Pretty Baby – 8:25pm Greenwich Fucking Mean
The world doesn’t make much sense at the best of times. But, advertisements, movies and, especially, pop music always try to fix that problem for us. Characters in any of those productions always get a back story, some issue that they have to fix in order to improve the world, and the chance to do a good job as well.
It’s enough to make you think that this is how the world works. But, if we could only for a day listen to other people’s inner dialogue, not just our own, we’d realise that there’s no point in trying to make everything look neat and tidy. Pretty Baby makes the kind of music that fits reality best. It’s music that stops before it starts making sense.
“8:25pm Greenwich Fucking Mean” sounds like the kind of song that might be produced by connecting an angry morning commuter’s brain signals to a digital interpreter.

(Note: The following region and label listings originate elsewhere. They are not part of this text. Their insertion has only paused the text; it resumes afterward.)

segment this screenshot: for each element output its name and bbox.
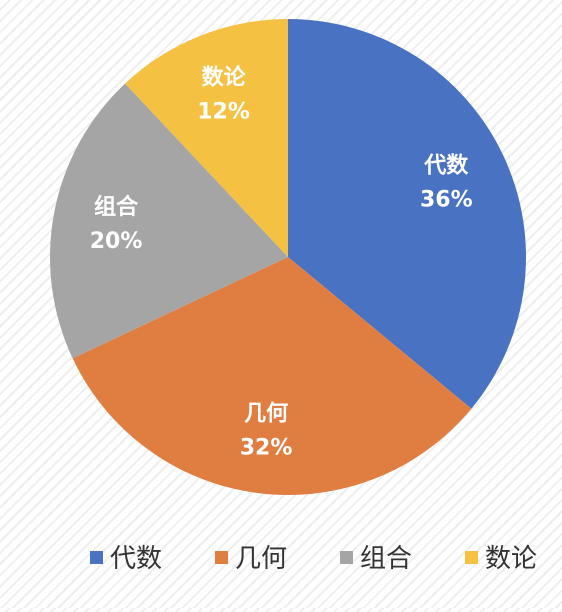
pie-data-labels: 代数 36% 几何 32% 组合 20% 数论 12% <box>90 64 473 460</box>
legend-label: 组合 <box>360 544 412 574</box>
legend-swatch <box>90 551 103 564</box>
legend-item: 组合 <box>340 544 412 574</box>
legend-label: 代数 <box>110 544 162 574</box>
legend-swatch <box>340 551 353 564</box>
legend-item: 代数 <box>90 544 162 574</box>
slice-percent-label: 32% <box>240 436 293 461</box>
slice-percent-label: 36% <box>420 188 473 213</box>
legend: 代数 几何 组合 数论 <box>90 544 537 574</box>
pie-slice-0 <box>288 19 527 409</box>
slice-category-label: 组合 <box>94 194 139 220</box>
legend-item: 几何 <box>215 544 287 574</box>
pie-slice-1 <box>72 257 472 496</box>
slice-category-label: 数论 <box>202 64 247 90</box>
pie-slice-3 <box>125 19 288 257</box>
legend-item: 数论 <box>465 544 537 574</box>
slice-category-label: 几何 <box>244 401 288 427</box>
pie-slice-2 <box>49 83 288 359</box>
legend-swatch <box>215 551 228 564</box>
legend-label: 数论 <box>485 544 537 574</box>
legend-label: 几何 <box>235 544 287 574</box>
legend-swatch <box>465 551 478 564</box>
slice-percent-label: 20% <box>90 229 143 254</box>
pie-slices <box>49 19 527 496</box>
slice-percent-label: 12% <box>197 99 250 124</box>
slice-category-label: 代数 <box>423 153 469 179</box>
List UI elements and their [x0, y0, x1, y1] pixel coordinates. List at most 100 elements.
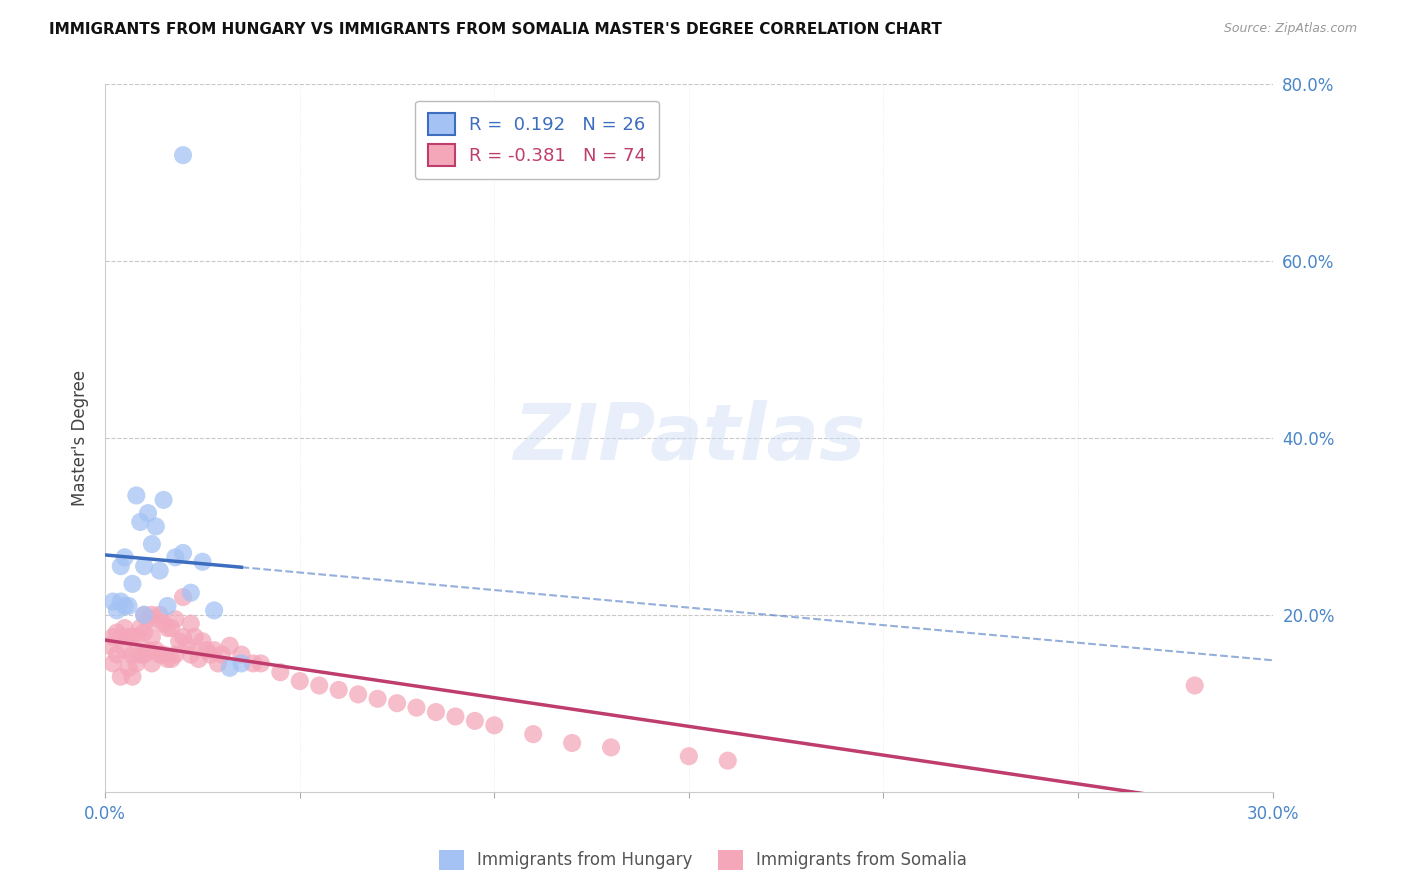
Point [172, 630, 194, 644]
Point [191, 555, 214, 569]
Point [134, 625, 156, 640]
Point [105, 625, 128, 640]
Point [129, 648, 152, 662]
Point [110, 594, 132, 608]
Point [288, 674, 311, 689]
Point [464, 714, 486, 728]
Point [145, 519, 167, 533]
Point [114, 621, 136, 635]
Point [101, 657, 124, 671]
Point [105, 648, 128, 662]
Point [367, 691, 389, 706]
Point [145, 643, 167, 657]
Point [218, 661, 240, 675]
Point [121, 670, 143, 684]
Text: Source: ZipAtlas.com: Source: ZipAtlas.com [1223, 22, 1357, 36]
Point [561, 736, 583, 750]
Point [125, 488, 148, 502]
Point [145, 612, 167, 626]
Point [231, 648, 253, 662]
Point [114, 643, 136, 657]
Point [717, 754, 740, 768]
Point [105, 603, 128, 617]
Point [678, 749, 700, 764]
Point [134, 607, 156, 622]
Point [121, 648, 143, 662]
Point [165, 612, 187, 626]
Point [149, 564, 172, 578]
Point [114, 599, 136, 613]
Point [136, 612, 159, 626]
Point [156, 652, 179, 666]
Point [405, 700, 427, 714]
Point [211, 648, 233, 662]
Point [125, 657, 148, 671]
Point [308, 679, 330, 693]
Point [187, 652, 209, 666]
Point [218, 639, 240, 653]
Point [180, 585, 202, 599]
Point [172, 546, 194, 560]
Point [172, 590, 194, 604]
Point [110, 630, 132, 644]
Point [484, 718, 506, 732]
Point [110, 559, 132, 574]
Point [165, 648, 187, 662]
Point [156, 599, 179, 613]
Point [121, 630, 143, 644]
Point [134, 607, 156, 622]
Point [125, 630, 148, 644]
Point [136, 506, 159, 520]
Point [172, 148, 194, 162]
Point [114, 550, 136, 565]
Point [98, 639, 121, 653]
Point [129, 621, 152, 635]
Point [101, 630, 124, 644]
Point [156, 621, 179, 635]
Point [117, 661, 139, 675]
Point [600, 740, 623, 755]
Point [347, 687, 370, 701]
Point [141, 607, 163, 622]
Point [160, 652, 183, 666]
Point [180, 616, 202, 631]
Point [141, 537, 163, 551]
Point [242, 657, 264, 671]
Point [165, 550, 187, 565]
Point [141, 657, 163, 671]
Point [195, 643, 218, 657]
Point [444, 709, 467, 723]
Point [202, 603, 225, 617]
Point [149, 607, 172, 622]
Point [110, 670, 132, 684]
Point [183, 630, 205, 644]
Point [200, 648, 222, 662]
Point [328, 682, 350, 697]
Point [129, 515, 152, 529]
Point [117, 599, 139, 613]
Point [180, 648, 202, 662]
Point [134, 559, 156, 574]
Point [1184, 679, 1206, 693]
Point [141, 630, 163, 644]
Legend: Immigrants from Hungary, Immigrants from Somalia: Immigrants from Hungary, Immigrants from… [433, 843, 973, 877]
Point [191, 634, 214, 648]
Point [134, 648, 156, 662]
Point [121, 577, 143, 591]
Point [202, 643, 225, 657]
Point [136, 643, 159, 657]
Point [152, 648, 174, 662]
Point [385, 696, 408, 710]
Point [207, 657, 229, 671]
Y-axis label: Master's Degree: Master's Degree [72, 370, 89, 506]
Point [176, 639, 198, 653]
Point [149, 648, 172, 662]
Point [167, 634, 190, 648]
Legend: R =  0.192   N = 26, R = -0.381   N = 74: R = 0.192 N = 26, R = -0.381 N = 74 [415, 101, 659, 179]
Point [522, 727, 544, 741]
Point [101, 594, 124, 608]
Text: ZIPatlas: ZIPatlas [513, 400, 865, 476]
Point [152, 616, 174, 631]
Point [160, 621, 183, 635]
Point [231, 657, 253, 671]
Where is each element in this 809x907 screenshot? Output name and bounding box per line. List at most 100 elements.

It’s music and spoken words that keep you on edge the whole time. It’s a story that just repeats over and over again before it gets the chance to get an ending. It’s pretty honest work, if you ask me.
Armand Popa – Puma
Every teenager who’s scraped just enough to buy an electric guitar and an amp has a fantasy of himself. They see themselves through the eyes and ears of how they hope that the world will receive them. And, none of the kids buying electric guitars wants to be Josh Homme or Jimi Hendrix. Not really! Those are just people who play the guitar, after all.
Everyone wants to hit that E chord and feel like they’re Napoleon, Genghis Khan and the ancient prophets. Everyone wants to feel all-powerful, just like Homme or Hendrix must feel when they themselves strike that E chord and stop being just a couple of ordinary guys. All of this is possible, but you need to construct your own universe to give yourself the time to dream as Armand Popa has.
Sure, it’s alright if you listen to “Puma” and hear traces of desert-rock in the style of Queens of the Stone Age, or modern psychedelic sounds a la King Gizzard. Yes, those influences are undeniably there. What makes Popa’s performance transcend is a commitment to an illusion painted on a big canvas of colour and noise. Popa commits to the dream, and that’s why every single bit of guitar noise here feels special.